The last few days were adding to our supplies, picking up our laundry, and a little sight seeing. We ate at a lovely restaurant and had what is best described as a seafood boil. We ordered Crab and the restaurant covered the table with paper. When the meal arrived they dumped everything on the paper.

We picked through for the goodies and enjoyed some delicious seafood. But, for me, it wasn’t my stye. I’m not a finger food person and the work to pick a crab; is well, work.

Faddle photo bombing our Seafood Fest

Beach N Side Namlea

Faddle took us to a smallish hill overlooking the town and harbor then we swung down to a lovely beach. Faddle really, really wanted to show us this beach. After 14 years cruising I am beached out.

We see them all the time, we spend a great deal of time on beaches and one more was a bit so -so. It was lovely. It was to me; just another beach. Back to the harbor and boat we went; there preparing for our last leg heading to Ambon.

Go Slow
Sail Far
Stay Long

To Ambon

We left Labuha in the dark and planned on multiple day hops. Sad that Indonesia requires the two month check ins. Sad because we would have spent more time in a village or two along the way.

We arrived, anchored, slept and left again the next day. We happened upon another mining island. Unbeknownst to us. With enough fuel we were again motoring. Around the west side of Obi I had spotted a couple of good looking anchorages on the charts. As we headed down that coast a HUGE industrial complex peeked out from the bay. Getting closer several barges came into view. Oh-oh! Not again. After having been at Gebe and in Raja Ampat; two extremes in Indo, this came as a surprise. There was no sign on the charts nor any in Zulu Waterways from other cruisers. There is now a notation, I put one there. We thought one of the bays I identified would be fine.

They weren’t. The first bay had a barge leaning on the shore, a reef extending out to the middle and a local fishing boat anchored. They anchored where we would have liked to be. We went to check out the second spot. It too was filled with commercial craft and several local boats hanging around the S shore. We motored in getting a closer look and found it was way to deep. We turned around and went to check out the third bay. The S shore was lined with barges, the river feeding the bay which usually has a good place to anchor was deep and didn’t feel right.
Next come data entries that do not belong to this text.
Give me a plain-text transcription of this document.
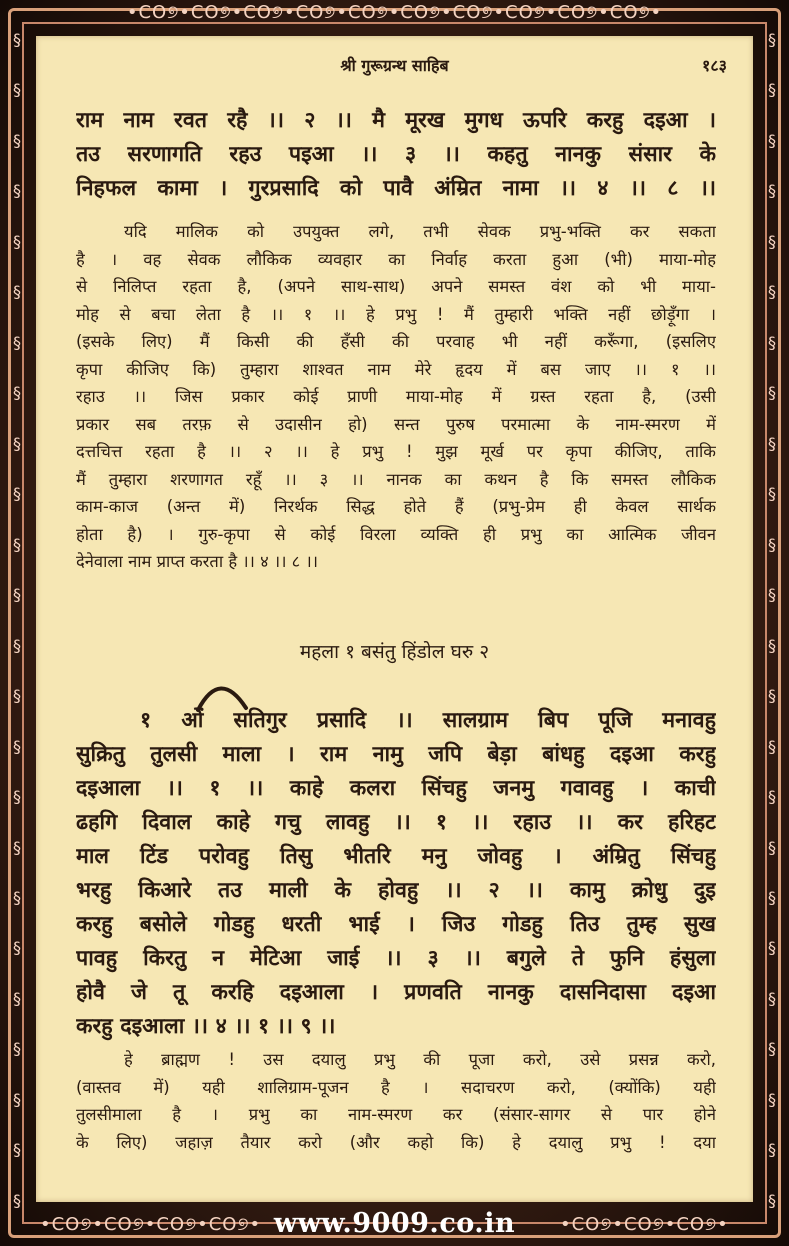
•CO୭•CO୭•CO୭•CO୭•CO୭•CO୭•CO୭•CO୭•CO୭•CO୭•
§
§
§
§
§
§
§
§
§
§
§
§
§
§
§
§
§
§
§
§
§
§
§
§
§
§
§
§
§
§
§
§
§
§
§
§
§
§
§
§
§
§
§
§
§
§
§
§
श्री गुरूग्रन्थ साहिब	१८३
राम नाम रवत रहै ।। २ ।। मै मूरख मुगध ऊपरि करहु दइआ ।
तउ सरणागति रहउ पइआ ।। ३ ।। कहतु नानकु संसार के
निहफल कामा । गुरप्रसादि को पावै अंम्रित नामा ।। ४ ।। ८ ।।
यदि मालिक को उपयुक्त लगे, तभी सेवक प्रभु-भक्ति कर सकता
है । वह सेवक लौकिक व्यवहार का निर्वाह करता हुआ (भी) माया-मोह
से निलिप्त रहता है, (अपने साथ-साथ) अपने समस्त वंश को भी माया-
मोह से बचा लेता है ।। १ ।। हे प्रभु ! मैं तुम्हारी भक्ति नहीं छोड़ूँगा ।
(इसके लिए) मैं किसी की हँसी की परवाह भी नहीं करूँगा, (इसलिए
कृपा कीजिए कि) तुम्हारा शाश्वत नाम मेरे हृदय में बस जाए ।। १ ।।
रहाउ ।। जिस प्रकार कोई प्राणी माया-मोह में ग्रस्त रहता है, (उसी
प्रकार सब तरफ़ से उदासीन हो) सन्त पुरुष परमात्मा के नाम-स्मरण में
दत्तचित्त रहता है ।। २ ।। हे प्रभु ! मुझ मूर्ख पर कृपा कीजिए, ताकि
मैं तुम्हारा शरणागत रहूँ ।। ३ ।। नानक का कथन है कि समस्त लौकिक
काम-काज (अन्त में) निरर्थक सिद्ध होते हैं (प्रभु-प्रेम ही केवल सार्थक
होता है) । गुरु-कृपा से कोई विरला व्यक्ति ही प्रभु का आत्मिक जीवन
देनेवाला नाम प्राप्त करता है ।। ४ ।। ८ ।।
महला १ बसंतु हिंडोल घरु २
१ ओं सतिगुर प्रसादि ।। सालग्राम बिप पूजि मनावहु
सुक्रितु तुलसी माला । राम नामु जपि बेड़ा बांधहु दइआ करहु
दइआला ।। १ ।। काहे कलरा सिंचहु जनमु गवावहु । काची
ढहगि दिवाल काहे गचु लावहु ।। १ ।। रहाउ ।। कर हरिहट
माल टिंड परोवहु तिसु भीतरि मनु जोवहु । अंम्रितु सिंचहु
भरहु किआरे तउ माली के होवहु ।। २ ।। कामु क्रोधु दुइ
करहु बसोले गोडहु धरती भाई । जिउ गोडहु तिउ तुम्ह सुख
पावहु किरतु न मेटिआ जाई ।। ३ ।। बगुले ते फुनि हंसुला
होवै जे तू करहि दइआला । प्रणवति नानकु दासनिदासा दइआ
करहु दइआला ।। ४ ।। १ ।। ९ ।।
हे ब्राह्मण ! उस दयालु प्रभु की पूजा करो, उसे प्रसन्न करो,
(वास्तव में) यही शालिग्राम-पूजन है । सदाचरण करो, (क्योंकि) यही
तुलसीमाला है । प्रभु का नाम-स्मरण कर (संसार-सागर से पार होने
के लिए) जहाज़ तैयार करो (और कहो कि) हे दयालु प्रभु ! दया
•CO୭•CO୭•CO୭•CO୭• www.9009.co.in	•CO୭•CO୭•CO୭•
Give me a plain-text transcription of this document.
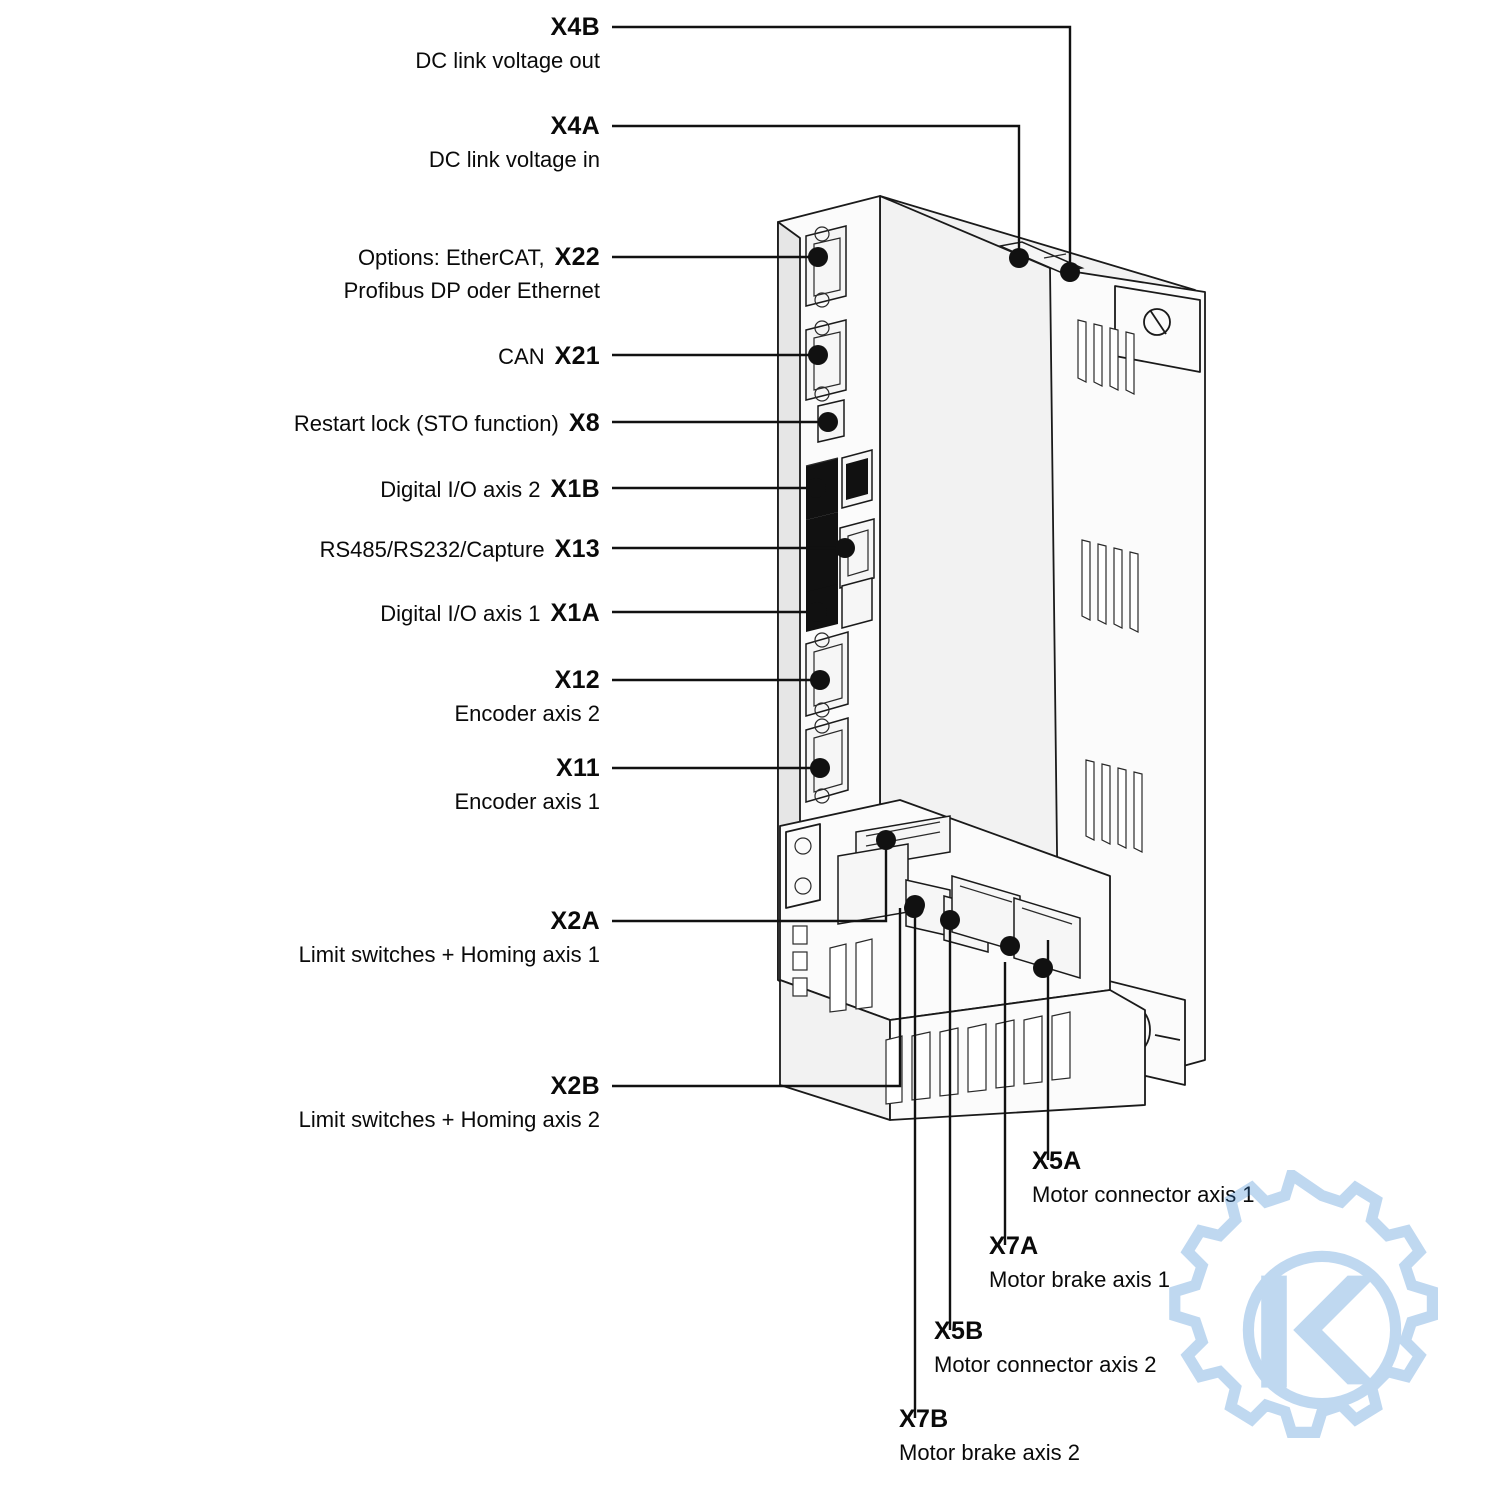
X4B
DC link voltage out
X4A
DC link voltage in
Options: EtherCAT, X22
Profibus DP oder Ethernet
CAN X21
Restart lock (STO function) X8
Digital I/O axis 2 X1B
RS485/RS232/Capture X13
Digital I/O axis 1 X1A
X12
Encoder axis 2
X11
Encoder axis 1
X2A
Limit switches + Homing axis 1
X2B
Limit switches + Homing axis 2
X5A
Motor connector axis 1
X7A
Motor brake axis 1
X5B
Motor connector axis 2
X7B
Motor brake axis 2
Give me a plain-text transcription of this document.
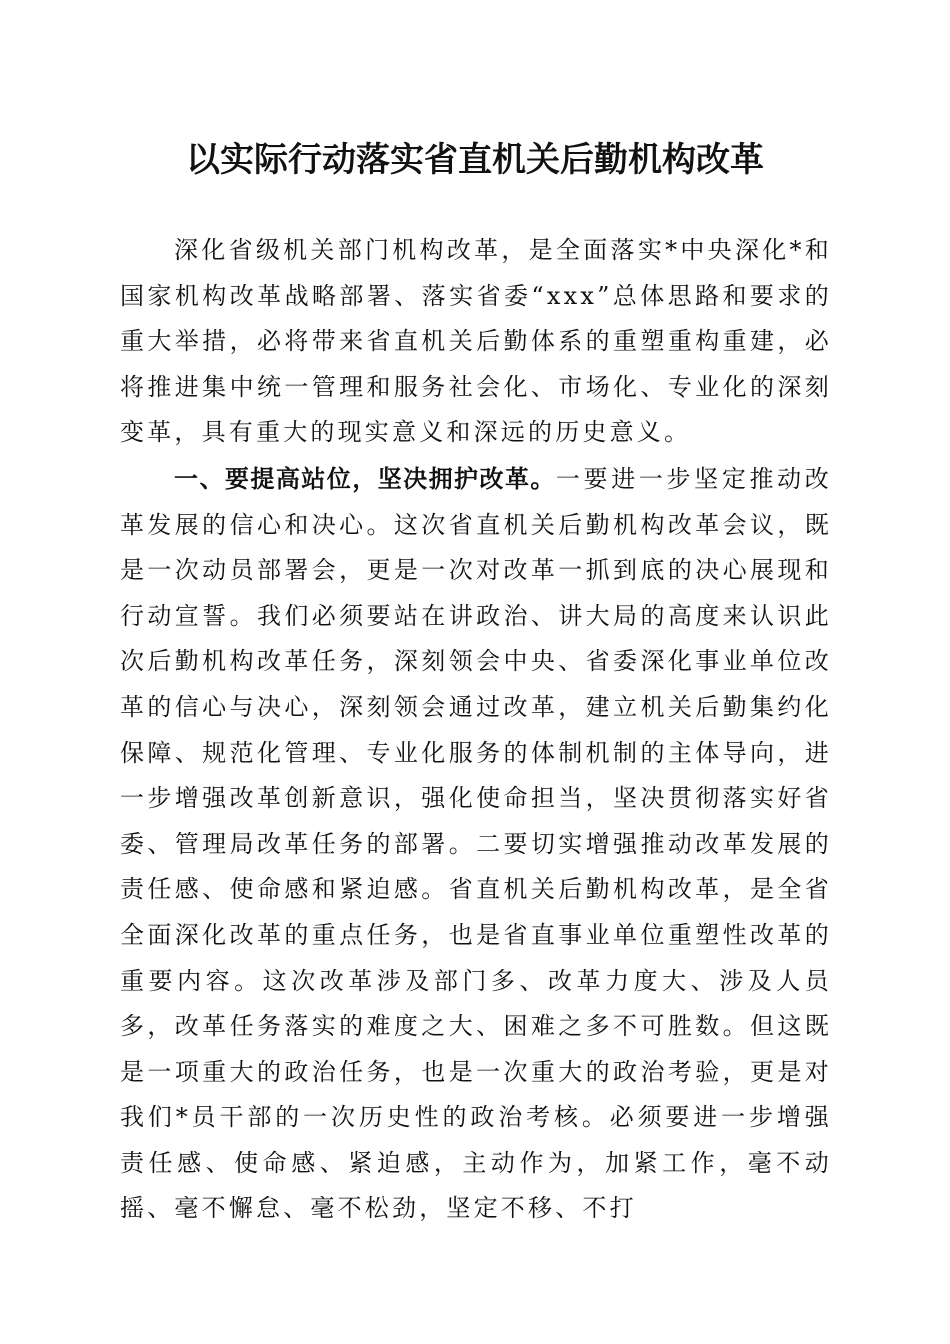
以实际行动落实省直机关后勤机构改革

深化省级机关部门机构改革，是全面落实*中央深化*和国家机构改革战略部署、落实省委“xxx”总体思路和要求的重大举措，必将带来省直机关后勤体系的重塑重构重建，必将推进集中统一管理和服务社会化、市场化、专业化的深刻变革，具有重大的现实意义和深远的历史意义。

一、要提高站位，坚决拥护改革。一要进一步坚定推动改革发展的信心和决心。这次省直机关后勤机构改革会议，既是一次动员部署会，更是一次对改革一抓到底的决心展现和行动宣誓。我们必须要站在讲政治、讲大局的高度来认识此次后勤机构改革任务，深刻领会中央、省委深化事业单位改革的信心与决心，深刻领会通过改革，建立机关后勤集约化保障、规范化管理、专业化服务的体制机制的主体导向，进一步增强改革创新意识，强化使命担当，坚决贯彻落实好省委、管理局改革任务的部署。二要切实增强推动改革发展的责任感、使命感和紧迫感。省直机关后勤机构改革，是全省全面深化改革的重点任务，也是省直事业单位重塑性改革的重要内容。这次改革涉及部门多、改革力度大、涉及人员多，改革任务落实的难度之大、困难之多不可胜数。但这既是一项重大的政治任务，也是一次重大的政治考验，更是对我们*员干部的一次历史性的政治考核。必须要进一步增强责任感、使命感、紧迫感，主动作为，加紧工作，毫不动摇、毫不懈怠、毫不松劲，坚定不移、不打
Then there was a wharf for commercial loading too. We’d been motoring back and forth now for about 45 minutes. Time to decide.

Many of these are on the W side of Obi

We were only staying overnight. We went to the first bay and dropped the hook in 25 m of water. We sat a bit close to the fishing boat. The winds were not expected to change. What wind there was was slight. And I thought the current would be the primary mover. Later that day one of the commercial boats left. That helped. The locals on the fishing boat kept an eye on us and we on them, making sure the boats stayed apart. We survived the day and the evening. The next am we pulled anchor heading south.

Again the motor was on. Fishing lines out. No luck on the fish, none either on the winds. We rounded the point and came into Namlea. We were close enough to Ambon now, one or two days away depending on how hard we wanted to work, that we could spend some time here.